Haji Bektash Veli (حاجی بکتاش ولی; Hacı Bektaş Veli; Haxhi Veli Bektashi; c. 1209–1271) was an Islamic scholar, mystic, saint and philosopher from Khorasan who lived and taught in Anatolia. His original name was Muhammad. He is also referred to as the "Sultan of Hearts" and the "Dervish of the Dervishes".

He is revered among Alevis for an Islamic understanding that is esoteric, rational and humanistic. He was one of the many figures who flourished in the Sultanate of Rum and had an important influence on the culture of Turkic nomads of Asia Minor.

== Identity ==
Bektash is generally believed to be of Persian or Turkic origin, and his name is considered to be of Turkic origin. Bektash belonged to a group of Khorasani migrants in Anatolia who had left their homeland during the Mongol conquests. According to the Vilâyet-Nâme, Bektash was the son of Sayyed Muhammad ibn Musa, a great-grandson of Musa al-Kazim; this is impossible, given the fact that Bektash lived in the 7th/13th century. Genealogies encountered in later sources and designed to fill the obvious gap in time are all questionable and may well have been inspired by a attain religious legitimacy within the masses.

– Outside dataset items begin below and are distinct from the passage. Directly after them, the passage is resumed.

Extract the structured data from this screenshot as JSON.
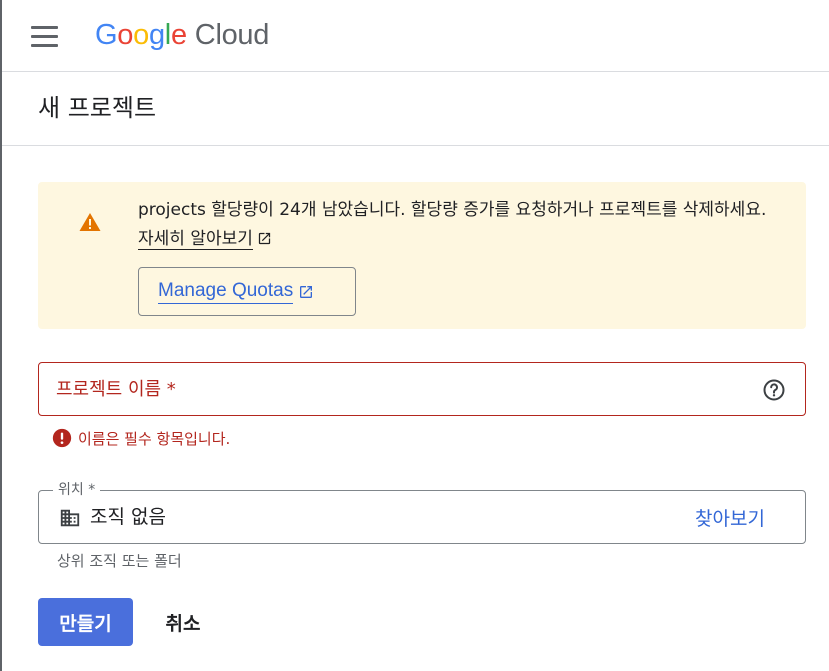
{
  "header": {
    "menu_icon": "hamburger-menu-icon",
    "logo": {
      "google": [
        "G",
        "o",
        "o",
        "g",
        "l",
        "e"
      ],
      "cloud": "Cloud"
    }
  },
  "page": {
    "title": "새 프로젝트"
  },
  "quota_alert": {
    "icon": "warning-icon",
    "text": "projects 할당량이 24개 남았습니다. 할당량 증가를 요청하거나 프로젝트를 삭제하세요.",
    "link_label": "자세히 알아보기",
    "button_label": "Manage Quotas",
    "colors": {
      "background": "#fef7e0",
      "icon": "#e37400"
    }
  },
  "project_name": {
    "placeholder": "프로젝트 이름 *",
    "value": "",
    "help_icon": "help-circle-icon",
    "error_icon": "error-icon",
    "error_text": "이름은 필수 항목입니다.",
    "error_color": "#b3261e"
  },
  "location": {
    "label": "위치 *",
    "icon": "organization-icon",
    "value": "조직 없음",
    "browse_label": "찾아보기",
    "hint": "상위 조직 또는 폴더"
  },
  "actions": {
    "create_label": "만들기",
    "cancel_label": "취소"
  },
  "colors": {
    "accent": "#3367d6",
    "primary_button": "#4a6fdc"
  }
}
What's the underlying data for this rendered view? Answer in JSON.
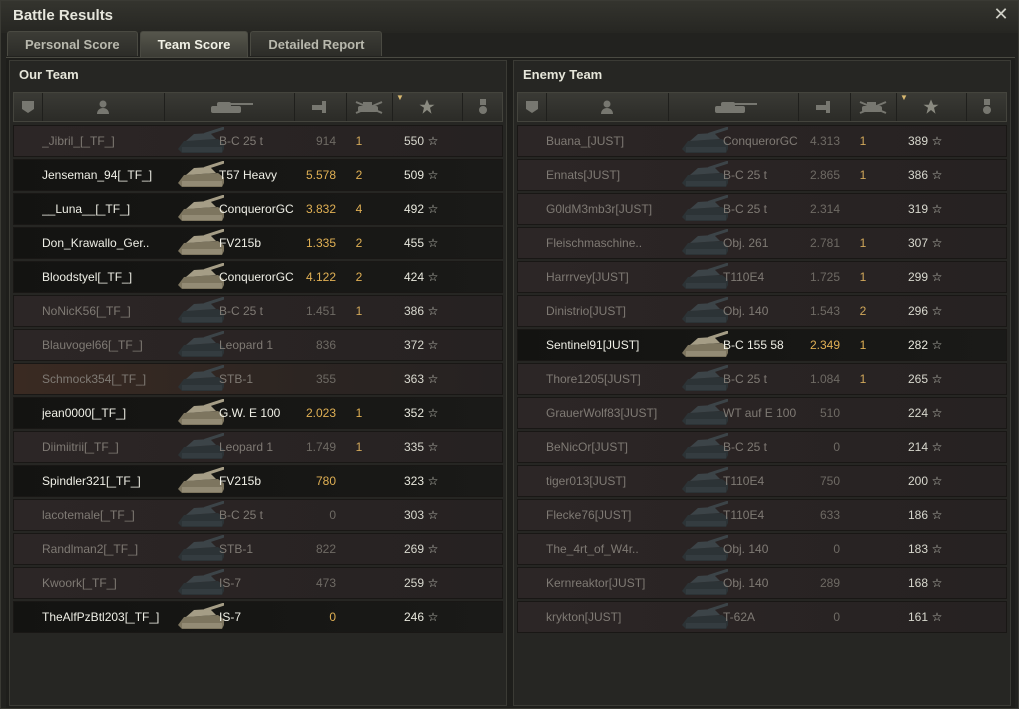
{
  "window": {
    "title": "Battle Results"
  },
  "tabs": [
    "Personal Score",
    "Team Score",
    "Detailed Report"
  ],
  "active_tab": 1,
  "our_team": {
    "title": "Our Team",
    "players": [
      {
        "name": "_Jibril_[_TF_]",
        "tank": "B-C 25 t",
        "damage": "914",
        "kills": "1",
        "xp": "550",
        "alive": false,
        "highlight": false
      },
      {
        "name": "Jenseman_94[_TF_]",
        "tank": "T57 Heavy",
        "damage": "5.578",
        "kills": "2",
        "xp": "509",
        "alive": true,
        "highlight": false
      },
      {
        "name": "__Luna__[_TF_]",
        "tank": "ConquerorGC",
        "damage": "3.832",
        "kills": "4",
        "xp": "492",
        "alive": true,
        "highlight": false
      },
      {
        "name": "Don_Krawallo_Ger..",
        "tank": "FV215b",
        "damage": "1.335",
        "kills": "2",
        "xp": "455",
        "alive": true,
        "highlight": false
      },
      {
        "name": "Bloodstyel[_TF_]",
        "tank": "ConquerorGC",
        "damage": "4.122",
        "kills": "2",
        "xp": "424",
        "alive": true,
        "highlight": false
      },
      {
        "name": "NoNicK56[_TF_]",
        "tank": "B-C 25 t",
        "damage": "1.451",
        "kills": "1",
        "xp": "386",
        "alive": false,
        "highlight": false
      },
      {
        "name": "Blauvogel66[_TF_]",
        "tank": "Leopard 1",
        "damage": "836",
        "kills": "",
        "xp": "372",
        "alive": false,
        "highlight": false
      },
      {
        "name": "Schmock354[_TF_]",
        "tank": "STB-1",
        "damage": "355",
        "kills": "",
        "xp": "363",
        "alive": false,
        "highlight": true
      },
      {
        "name": "jean0000[_TF_]",
        "tank": "G.W. E 100",
        "damage": "2.023",
        "kills": "1",
        "xp": "352",
        "alive": true,
        "highlight": false
      },
      {
        "name": "Diimiitrii[_TF_]",
        "tank": "Leopard 1",
        "damage": "1.749",
        "kills": "1",
        "xp": "335",
        "alive": false,
        "highlight": false
      },
      {
        "name": "Spindler321[_TF_]",
        "tank": "FV215b",
        "damage": "780",
        "kills": "",
        "xp": "323",
        "alive": true,
        "highlight": false
      },
      {
        "name": "lacotemale[_TF_]",
        "tank": "B-C 25 t",
        "damage": "0",
        "kills": "",
        "xp": "303",
        "alive": false,
        "highlight": false
      },
      {
        "name": "Randlman2[_TF_]",
        "tank": "STB-1",
        "damage": "822",
        "kills": "",
        "xp": "269",
        "alive": false,
        "highlight": false
      },
      {
        "name": "Kwoork[_TF_]",
        "tank": "IS-7",
        "damage": "473",
        "kills": "",
        "xp": "259",
        "alive": false,
        "highlight": false
      },
      {
        "name": "TheAlfPzBtl203[_TF_]",
        "tank": "IS-7",
        "damage": "0",
        "kills": "",
        "xp": "246",
        "alive": true,
        "highlight": false
      }
    ]
  },
  "enemy_team": {
    "title": "Enemy Team",
    "players": [
      {
        "name": "Buana_[JUST]",
        "tank": "ConquerorGC",
        "damage": "4.313",
        "kills": "1",
        "xp": "389",
        "alive": false,
        "highlight": false
      },
      {
        "name": "Ennats[JUST]",
        "tank": "B-C 25 t",
        "damage": "2.865",
        "kills": "1",
        "xp": "386",
        "alive": false,
        "highlight": false
      },
      {
        "name": "G0ldM3mb3r[JUST]",
        "tank": "B-C 25 t",
        "damage": "2.314",
        "kills": "",
        "xp": "319",
        "alive": false,
        "highlight": false
      },
      {
        "name": "Fleischmaschine..",
        "tank": "Obj. 261",
        "damage": "2.781",
        "kills": "1",
        "xp": "307",
        "alive": false,
        "highlight": false
      },
      {
        "name": "Harrrvey[JUST]",
        "tank": "T110E4",
        "damage": "1.725",
        "kills": "1",
        "xp": "299",
        "alive": false,
        "highlight": false
      },
      {
        "name": "Dinistrio[JUST]",
        "tank": "Obj. 140",
        "damage": "1.543",
        "kills": "2",
        "xp": "296",
        "alive": false,
        "highlight": false
      },
      {
        "name": "Sentinel91[JUST]",
        "tank": "B-C 155 58",
        "damage": "2.349",
        "kills": "1",
        "xp": "282",
        "alive": true,
        "highlight": false
      },
      {
        "name": "Thore1205[JUST]",
        "tank": "B-C 25 t",
        "damage": "1.084",
        "kills": "1",
        "xp": "265",
        "alive": false,
        "highlight": false
      },
      {
        "name": "GrauerWolf83[JUST]",
        "tank": "WT auf E 100",
        "damage": "510",
        "kills": "",
        "xp": "224",
        "alive": false,
        "highlight": false
      },
      {
        "name": "BeNicOr[JUST]",
        "tank": "B-C 25 t",
        "damage": "0",
        "kills": "",
        "xp": "214",
        "alive": false,
        "highlight": false
      },
      {
        "name": "tiger013[JUST]",
        "tank": "T110E4",
        "damage": "750",
        "kills": "",
        "xp": "200",
        "alive": false,
        "highlight": false
      },
      {
        "name": "Flecke76[JUST]",
        "tank": "T110E4",
        "damage": "633",
        "kills": "",
        "xp": "186",
        "alive": false,
        "highlight": false
      },
      {
        "name": "The_4rt_of_W4r..",
        "tank": "Obj. 140",
        "damage": "0",
        "kills": "",
        "xp": "183",
        "alive": false,
        "highlight": false
      },
      {
        "name": "Kernreaktor[JUST]",
        "tank": "Obj. 140",
        "damage": "289",
        "kills": "",
        "xp": "168",
        "alive": false,
        "highlight": false
      },
      {
        "name": "krykton[JUST]",
        "tank": "T-62A",
        "damage": "0",
        "kills": "",
        "xp": "161",
        "alive": false,
        "highlight": false
      }
    ]
  },
  "columns": [
    {
      "key": "squad",
      "icon": "squad-icon"
    },
    {
      "key": "player",
      "icon": "player-icon"
    },
    {
      "key": "tank",
      "icon": "tank-icon"
    },
    {
      "key": "damage",
      "icon": "damage-icon"
    },
    {
      "key": "kills",
      "icon": "kills-icon"
    },
    {
      "key": "xp",
      "icon": "xp-star-icon",
      "sorted": true
    },
    {
      "key": "medal",
      "icon": "medal-icon"
    }
  ],
  "star_glyph": "☆",
  "colors": {
    "alive_value": "#e0b054",
    "xp": "#e8e8dd",
    "dead_text": "#7f7a74"
  }
}
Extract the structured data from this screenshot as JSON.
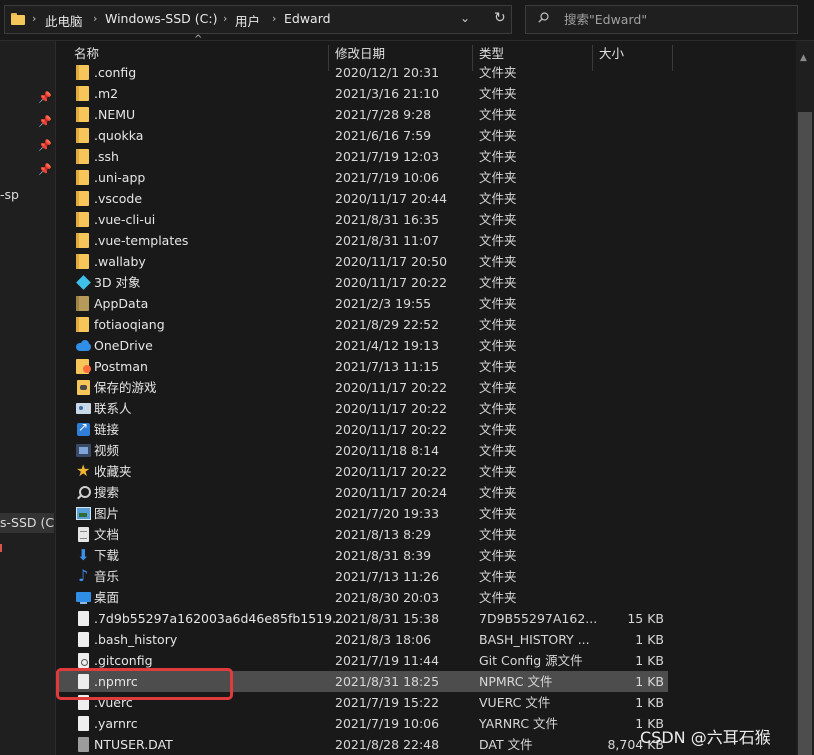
{
  "address": {
    "breadcrumbs": [
      "此电脑",
      "Windows-SSD (C:)",
      "用户",
      "Edward"
    ]
  },
  "search": {
    "placeholder": "搜索\"Edward\""
  },
  "nav": {
    "items": [
      {
        "label": "-sp",
        "selected": false
      },
      {
        "label": "s-SSD (C:)",
        "selected": true
      }
    ]
  },
  "columns": {
    "name": "名称",
    "date": "修改日期",
    "type": "类型",
    "size": "大小"
  },
  "files": [
    {
      "name": ".config",
      "date": "2020/12/1 20:31",
      "type": "文件夹",
      "size": "",
      "icon": "folder-icon"
    },
    {
      "name": ".m2",
      "date": "2021/3/16 21:10",
      "type": "文件夹",
      "size": "",
      "icon": "folder-icon"
    },
    {
      "name": ".NEMU",
      "date": "2021/7/28 9:28",
      "type": "文件夹",
      "size": "",
      "icon": "folder-icon"
    },
    {
      "name": ".quokka",
      "date": "2021/6/16 7:59",
      "type": "文件夹",
      "size": "",
      "icon": "folder-icon"
    },
    {
      "name": ".ssh",
      "date": "2021/7/19 12:03",
      "type": "文件夹",
      "size": "",
      "icon": "folder-icon"
    },
    {
      "name": ".uni-app",
      "date": "2021/7/19 10:06",
      "type": "文件夹",
      "size": "",
      "icon": "folder-icon"
    },
    {
      "name": ".vscode",
      "date": "2020/11/17 20:44",
      "type": "文件夹",
      "size": "",
      "icon": "folder-icon"
    },
    {
      "name": ".vue-cli-ui",
      "date": "2021/8/31 16:35",
      "type": "文件夹",
      "size": "",
      "icon": "folder-icon"
    },
    {
      "name": ".vue-templates",
      "date": "2021/8/31 11:07",
      "type": "文件夹",
      "size": "",
      "icon": "folder-icon"
    },
    {
      "name": ".wallaby",
      "date": "2020/11/17 20:50",
      "type": "文件夹",
      "size": "",
      "icon": "folder-icon"
    },
    {
      "name": "3D 对象",
      "date": "2020/11/17 20:22",
      "type": "文件夹",
      "size": "",
      "icon": "3d-objects-icon"
    },
    {
      "name": "AppData",
      "date": "2021/2/3 19:55",
      "type": "文件夹",
      "size": "",
      "icon": "hidden-folder-icon"
    },
    {
      "name": "fotiaoqiang",
      "date": "2021/8/29 22:52",
      "type": "文件夹",
      "size": "",
      "icon": "folder-icon"
    },
    {
      "name": "OneDrive",
      "date": "2021/4/12 19:13",
      "type": "文件夹",
      "size": "",
      "icon": "onedrive-cloud-icon"
    },
    {
      "name": "Postman",
      "date": "2021/7/13 11:15",
      "type": "文件夹",
      "size": "",
      "icon": "postman-folder-icon"
    },
    {
      "name": "保存的游戏",
      "date": "2020/11/17 20:22",
      "type": "文件夹",
      "size": "",
      "icon": "saved-games-icon"
    },
    {
      "name": "联系人",
      "date": "2020/11/17 20:22",
      "type": "文件夹",
      "size": "",
      "icon": "contacts-icon"
    },
    {
      "name": "链接",
      "date": "2020/11/17 20:22",
      "type": "文件夹",
      "size": "",
      "icon": "links-icon"
    },
    {
      "name": "视频",
      "date": "2020/11/18 8:14",
      "type": "文件夹",
      "size": "",
      "icon": "videos-icon"
    },
    {
      "name": "收藏夹",
      "date": "2020/11/17 20:22",
      "type": "文件夹",
      "size": "",
      "icon": "favorites-star-icon"
    },
    {
      "name": "搜索",
      "date": "2020/11/17 20:24",
      "type": "文件夹",
      "size": "",
      "icon": "searches-icon"
    },
    {
      "name": "图片",
      "date": "2021/7/20 19:33",
      "type": "文件夹",
      "size": "",
      "icon": "pictures-icon"
    },
    {
      "name": "文档",
      "date": "2021/8/13 8:29",
      "type": "文件夹",
      "size": "",
      "icon": "documents-icon"
    },
    {
      "name": "下载",
      "date": "2021/8/31 8:39",
      "type": "文件夹",
      "size": "",
      "icon": "downloads-icon"
    },
    {
      "name": "音乐",
      "date": "2021/7/13 11:26",
      "type": "文件夹",
      "size": "",
      "icon": "music-icon"
    },
    {
      "name": "桌面",
      "date": "2021/8/30 20:03",
      "type": "文件夹",
      "size": "",
      "icon": "desktop-icon"
    },
    {
      "name": ".7d9b55297a162003a6d46e85fb1519...",
      "date": "2021/8/31 15:38",
      "type": "7D9B55297A162...",
      "size": "15 KB",
      "icon": "file-icon"
    },
    {
      "name": ".bash_history",
      "date": "2021/8/3 18:06",
      "type": "BASH_HISTORY ...",
      "size": "1 KB",
      "icon": "file-icon"
    },
    {
      "name": ".gitconfig",
      "date": "2021/7/19 11:44",
      "type": "Git Config 源文件",
      "size": "1 KB",
      "icon": "config-file-icon"
    },
    {
      "name": ".npmrc",
      "date": "2021/8/31 18:25",
      "type": "NPMRC 文件",
      "size": "1 KB",
      "icon": "file-icon",
      "selected": true
    },
    {
      "name": ".vuerc",
      "date": "2021/7/19 15:22",
      "type": "VUERC 文件",
      "size": "1 KB",
      "icon": "file-icon"
    },
    {
      "name": ".yarnrc",
      "date": "2021/7/19 10:06",
      "type": "YARNRC 文件",
      "size": "1 KB",
      "icon": "file-icon"
    },
    {
      "name": "NTUSER.DAT",
      "date": "2021/8/28 22:48",
      "type": "DAT 文件",
      "size": "8,704 KB",
      "icon": "system-file-icon"
    }
  ],
  "watermark": "CSDN @六耳石猴"
}
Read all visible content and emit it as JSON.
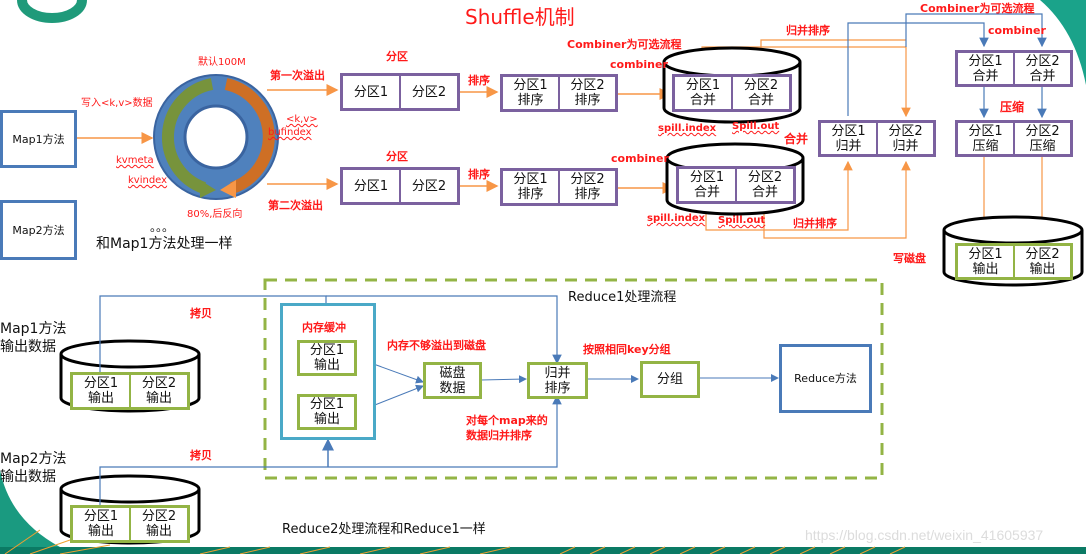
{
  "title": "Shuffle机制",
  "map_side": {
    "map1_label": "Map1方法",
    "map2_label": "Map2方法",
    "map2_note": "。。。",
    "map2_caption": "和Map1方法处理一样",
    "write_label": "写入<k,v>数据",
    "buffer": {
      "default_size": "默认100M",
      "kv_label": "<k,v>",
      "bufindex": "bufindex",
      "kvmeta": "kvmeta",
      "kvindex": "kvindex",
      "threshold": "80%,后反向"
    },
    "spill1_label": "第一次溢出",
    "spill2_label": "第二次溢出",
    "partition_label": "分区",
    "sort_label": "排序",
    "partitions": [
      "分区1",
      "分区2"
    ],
    "sorted": [
      "分区1\n排序",
      "分区2\n排序"
    ],
    "combiner_optional": "Combiner为可选流程",
    "combiner": "combiner",
    "combined": [
      "分区1\n合并",
      "分区2\n合并"
    ],
    "spill_index": "spill.index",
    "spill_out": "Spill.out",
    "merge_label": "合并",
    "merge_sort_label": "归并排序",
    "merged": [
      "分区1\n归并",
      "分区2\n归并"
    ],
    "compress_label": "压缩",
    "compressed": [
      "分区1\n压缩",
      "分区2\n压缩"
    ],
    "write_disk_label": "写磁盘",
    "outputs": [
      "分区1\n输出",
      "分区2\n输出"
    ]
  },
  "reduce_side": {
    "map1_output_label": "Map1方法\n输出数据",
    "map2_output_label": "Map2方法\n输出数据",
    "copy_label": "拷贝",
    "reduce1_title": "Reduce1处理流程",
    "memory_buffer_label": "内存缓冲",
    "buffer_items": [
      "分区1\n输出",
      "分区1\n输出"
    ],
    "spill_to_disk_label": "内存不够溢出到磁盘",
    "disk_data": "磁盘\n数据",
    "merge_sort": "归并\n排序",
    "merge_note": "对每个map来的\n数据归并排序",
    "group_by_key_label": "按照相同key分组",
    "group": "分组",
    "reduce_method": "Reduce方法",
    "reduce2_caption": "Reduce2处理流程和Reduce1一样"
  },
  "watermark": "https://blog.csdn.net/weixin_41605937",
  "colors": {
    "accent_red": "#ff1a1a",
    "purple": "#7b619f",
    "green": "#93b445",
    "blue": "#4a7ab8",
    "orange": "#f79646",
    "teal": "#4aa9c7"
  }
}
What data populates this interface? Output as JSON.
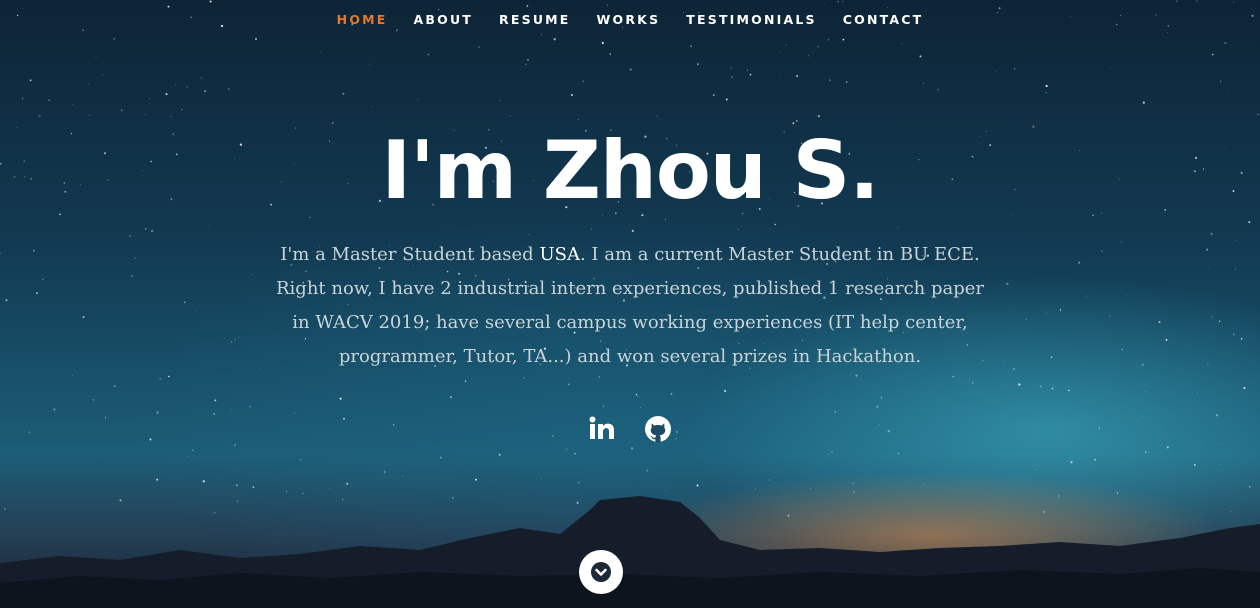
{
  "nav": {
    "items": [
      {
        "label": "HOME",
        "active": true
      },
      {
        "label": "ABOUT",
        "active": false
      },
      {
        "label": "RESUME",
        "active": false
      },
      {
        "label": "WORKS",
        "active": false
      },
      {
        "label": "TESTIMONIALS",
        "active": false
      },
      {
        "label": "CONTACT",
        "active": false
      }
    ],
    "active_color": "#e37a2c"
  },
  "hero": {
    "title": "I'm Zhou S.",
    "intro_before": "I'm a Master Student based ",
    "intro_highlight": "USA",
    "intro_after": ". I am a current Master Student in BU ECE. Right now, I have 2 industrial intern experiences, published 1 research paper in WACV 2019; have several campus working experiences (IT help center, programmer, Tutor, TA...) and won several prizes in Hackathon."
  },
  "social": [
    {
      "icon": "linkedin-icon"
    },
    {
      "icon": "github-icon"
    }
  ],
  "scroll_down": {
    "icon": "chevron-down-icon"
  }
}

According to "The history of Aşıkpaşazade" (Aşıkpaşazade Tarihi), written by one of the grandsons of "Aşık Pasha" who was the son of "Muhlis Paşa" (Muhlees Pāshā) who was the son of renowned Baba Ilyas al-Khorasani, "Sayyeed Muhammad ibn Sayyeed Ebrāheem Ātā" had come to Sivas, Anatolia from Khorasan with his brother "Menteş" (Mantash) to become affiliated with the tariqat of Baba Ilyas al-Khorasani. On the other hand, the famous reference book of Bektaşi order, Valāyat-Nāma-i Hādjī Baktāsh-ī Wālī, claims that "Bektash" was the murshid of Bābā (Bābā Eliyās al-Khorāsānī).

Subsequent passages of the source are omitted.